1. Meaning of an Objective Function
The objective function is the main goal of a linear programming problem written as a mathematical expression. It tells what needs to be maximized or minimized.
Usually the objective is related to profit, cost, time, output, or some quantity that needs to be improved.
It is always a linear expression in the decision variables, such as:
\( Z = c_1 x + c_2 y + \dots \)
Here, \( x, y, \dots \) are decision variables and \( c_1, c_2, \dots \) are constants (like profit or cost per unit).
2. Types of Objective Functions
There are mainly two types of objective functions in linear programming.

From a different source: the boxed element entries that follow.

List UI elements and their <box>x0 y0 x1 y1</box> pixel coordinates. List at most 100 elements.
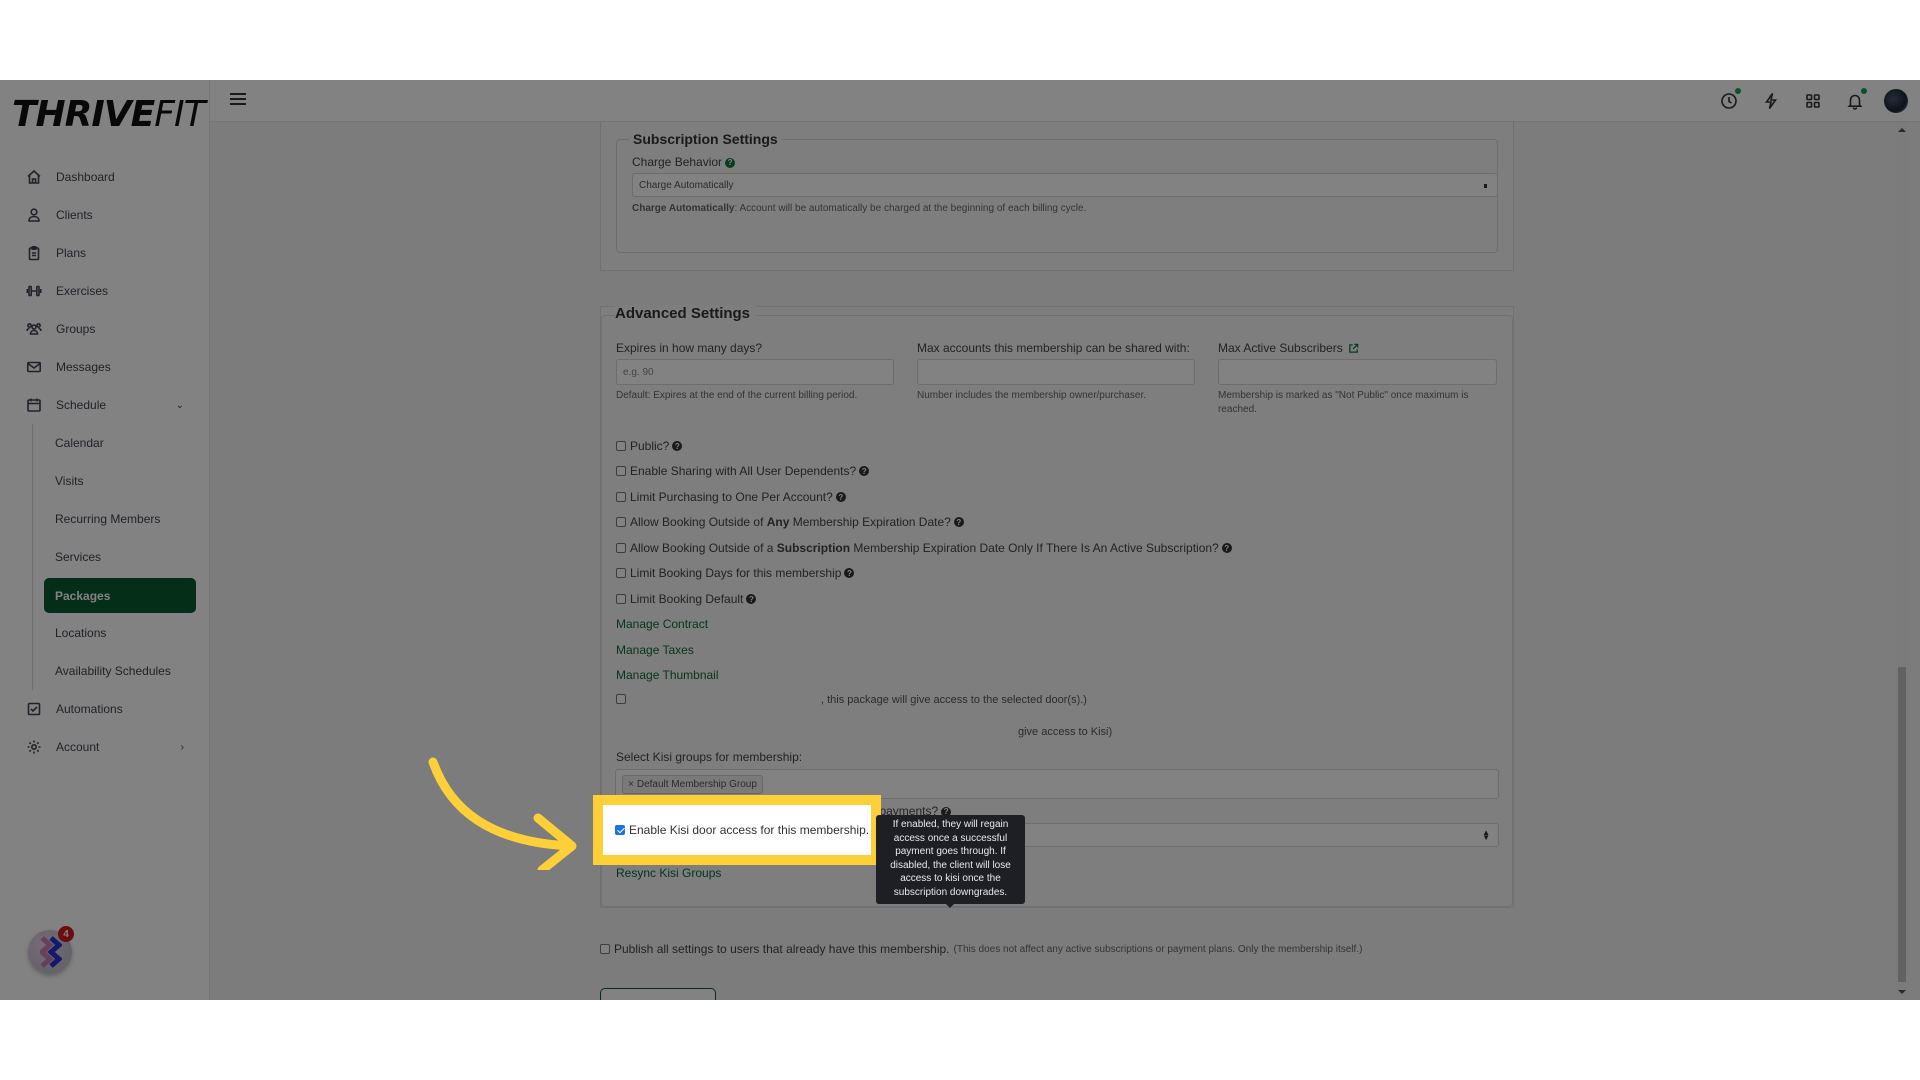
allow-booking-any-checkbox[interactable] <box>616 517 626 527</box>
allow-booking-any-checkbox-row: Allow Booking Outside of Any Membership … <box>616 515 964 529</box>
sidebar-item-services[interactable]: Services <box>0 538 210 576</box>
number-spinner-icon[interactable]: ▲ ▼ <box>1482 829 1490 842</box>
sidebar-item-visits[interactable]: Visits <box>0 462 210 500</box>
manage-thumbnail-link[interactable]: Manage Thumbnail <box>616 668 719 682</box>
help-icon[interactable]: ? <box>835 492 846 502</box>
bolt-icon[interactable] <box>1758 88 1784 114</box>
help-icon[interactable]: ? <box>953 517 964 527</box>
max-subscribers-hint: Membership is marked as "Not Public" onc… <box>1218 390 1469 415</box>
sidebar-item-packages[interactable]: Packages <box>44 578 196 613</box>
limit-booking-default-checkbox-row: Limit Booking Default? <box>616 592 757 606</box>
thrivefit-logo[interactable]: THRIVEFIT <box>12 94 206 135</box>
help-icon[interactable]: ? <box>844 568 855 578</box>
limit-booking-days-checkbox[interactable] <box>616 568 626 578</box>
sidebar-item-exercises[interactable]: Exercises <box>0 272 210 310</box>
hint-text: : Account will be automatically be charg… <box>734 203 1087 214</box>
kisi-groups-label: Select Kisi groups for membership: <box>616 750 803 764</box>
sidebar-item-label: Dashboard <box>56 170 115 184</box>
charge-behavior-hint: Charge Automatically: Account will be au… <box>632 202 1086 216</box>
external-link-icon[interactable] <box>1348 343 1359 354</box>
limit-booking-default-checkbox[interactable] <box>616 594 626 604</box>
clock-icon[interactable] <box>1716 88 1742 114</box>
sidebar-item-label: Schedule <box>56 398 107 412</box>
status-dot <box>1861 88 1867 94</box>
user-icon <box>26 207 42 223</box>
checkbox-label: Limit Purchasing to One Per Account? <box>630 490 833 504</box>
scrollbar-thumb[interactable] <box>1898 667 1906 982</box>
checkbox-label-bold: Subscription <box>776 541 851 555</box>
chevron-down-icon[interactable]: ⌄ <box>176 400 184 411</box>
sidebar-item-automations[interactable]: Automations <box>0 690 210 728</box>
sidebar-item-schedule[interactable]: Schedule ⌄ <box>0 386 210 424</box>
max-subscribers-input[interactable] <box>1218 359 1497 385</box>
sidebar-item-recurring-members[interactable]: Recurring Members <box>0 500 210 538</box>
save-button[interactable] <box>600 988 716 1000</box>
door-access-checkbox-row <box>616 694 630 704</box>
gear-icon <box>26 739 42 755</box>
publish-settings-note: (This does not affect any active subscri… <box>953 943 1363 955</box>
sidebar-item-plans[interactable]: Plans <box>0 234 210 272</box>
section-title: Advanced Settings <box>615 305 757 322</box>
hamburger-menu-icon[interactable] <box>230 93 246 107</box>
allow-booking-subscription-checkbox[interactable] <box>616 543 626 553</box>
sidebar-item-label: Exercises <box>56 284 109 298</box>
expires-days-input[interactable]: e.g. 90 <box>616 359 894 385</box>
manage-contract-link[interactable]: Manage Contract <box>616 617 708 631</box>
remove-tag-icon[interactable]: × <box>628 779 634 790</box>
checkbox-label-bold: Any <box>766 515 790 529</box>
scroll-down-arrow-icon[interactable] <box>1898 990 1906 994</box>
expires-placeholder: e.g. 90 <box>623 366 654 378</box>
max-accounts-input[interactable] <box>917 359 1195 385</box>
hint-bold: Charge Automatically <box>632 203 735 214</box>
sidebar-item-account[interactable]: Account › <box>0 728 210 766</box>
sidebar-item-label: Messages <box>56 360 111 374</box>
scroll-up-arrow-icon[interactable] <box>1898 128 1906 132</box>
door-access-checkbox[interactable] <box>616 694 626 704</box>
expires-label: Expires in how many days? <box>616 341 763 355</box>
help-icon[interactable]: ? <box>672 441 683 451</box>
app-window: THRIVEFIT Dashboard Clients Plans Exerci… <box>0 80 1920 1000</box>
kisi-access-checkbox-row: Enable Kisi door access for this members… <box>615 823 869 837</box>
chevron-right-icon[interactable]: › <box>181 742 184 753</box>
sidebar-item-locations[interactable]: Locations <box>0 614 210 652</box>
kisi-access-highlight: Enable Kisi door access for this members… <box>593 795 881 865</box>
dumbbell-icon <box>26 283 42 299</box>
checkbox-icon <box>26 701 42 717</box>
sidebar-item-clients[interactable]: Clients <box>0 196 210 234</box>
enable-sharing-checkbox-row: Enable Sharing with All User Dependents?… <box>616 464 870 478</box>
max-accounts-hint: Number includes the membership owner/pur… <box>917 390 1146 401</box>
logo-bold-text: THRIVE <box>12 94 155 135</box>
notification-count-badge: 4 <box>58 926 74 942</box>
help-icon[interactable]: ? <box>746 594 757 604</box>
status-dot <box>1735 88 1741 94</box>
sidebar-item-dashboard[interactable]: Dashboard <box>0 158 210 196</box>
checkbox-label: Enable Sharing with All User Dependents? <box>630 464 857 478</box>
publish-settings-checkbox[interactable] <box>600 944 610 954</box>
publish-settings-label: Publish all settings to users that alrea… <box>614 942 950 956</box>
top-bar-actions <box>1700 88 1908 114</box>
kisi-access-checkbox[interactable] <box>615 825 625 835</box>
sidebar-item-messages[interactable]: Messages <box>0 348 210 386</box>
clipboard-icon <box>26 245 42 261</box>
users-icon <box>26 321 42 337</box>
limit-purchasing-checkbox[interactable] <box>616 492 626 502</box>
enable-sharing-checkbox[interactable] <box>616 466 626 476</box>
sidebar-item-calendar[interactable]: Calendar <box>0 424 210 462</box>
public-checkbox-row: Public?? <box>616 439 683 453</box>
help-icon[interactable]: ? <box>859 466 870 476</box>
grid-icon[interactable] <box>1800 88 1826 114</box>
avatar[interactable] <box>1884 89 1908 113</box>
charge-behavior-select[interactable]: Charge Automatically <box>632 173 1498 197</box>
manage-taxes-link[interactable]: Manage Taxes <box>616 643 694 657</box>
publish-settings-row: Publish all settings to users that alrea… <box>600 942 1362 956</box>
charge-behavior-label: Charge Behavior? <box>632 155 736 169</box>
help-icon[interactable]: ? <box>1221 543 1232 553</box>
public-checkbox[interactable] <box>616 441 626 451</box>
sidebar-item-groups[interactable]: Groups <box>0 310 210 348</box>
help-icon[interactable]: ? <box>725 157 736 168</box>
checkbox-label: Membership Expiration Date? <box>789 515 951 529</box>
resync-kisi-groups-link[interactable]: Resync Kisi Groups <box>616 866 721 880</box>
sidebar-item-availability-schedules[interactable]: Availability Schedules <box>0 652 210 690</box>
vertical-scrollbar[interactable] <box>1896 122 1908 1000</box>
bell-icon[interactable] <box>1842 88 1868 114</box>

2.1. Maximization Objective
Used when the aim is to make something as large as possible, such as profit, output, or efficiency.
Typical form:
\( \text{Maximize } Z = c_1 x + c_2 y \)
Example: maximize total profit from two products.
2.2. Minimization Objective
Used when the aim is to make something as small as possible, such as cost, time, or waste.
Typical form:
\( \text{Minimize } Z = c_1 x + c_2 y \)
Example: minimize total transportation cost or total labour cost.
3. Writing an Objective Function from a Verbal Statement
To form the objective function, first identify what is being optimized and then relate it to the decision variables.
Steps:
- Choose decision variables (for example, number of units of each product).
- Find the contribution of each variable to the goal (profit per unit, cost per unit, etc.).
- Multiply contribution by the variable and add them to build a linear expression.
3.1. Example: Maximizing Profit
Suppose a workshop makes two products, A and B.
- Let \( x \) = number of units of A
- Let \( y \) = number of units of B
- Profit per unit of A = 40
- Profit per unit of B = 60
Total profit:
\( Z = 40x + 60y \)
Objective function: Maximize \( Z = 40x + 60y \).
3.2. Example: Minimizing Cost
Suppose there are two transportation routes.
- Let \( x \) = number of units sent on route 1
- Let \( y \) = number of units sent on route 2
- Cost per unit on route 1 = 8
- Cost per unit on route 2 = 10
Total cost:
\( Z = 8x + 10y \)
Objective function: Minimize \( Z = 8x + 10y \).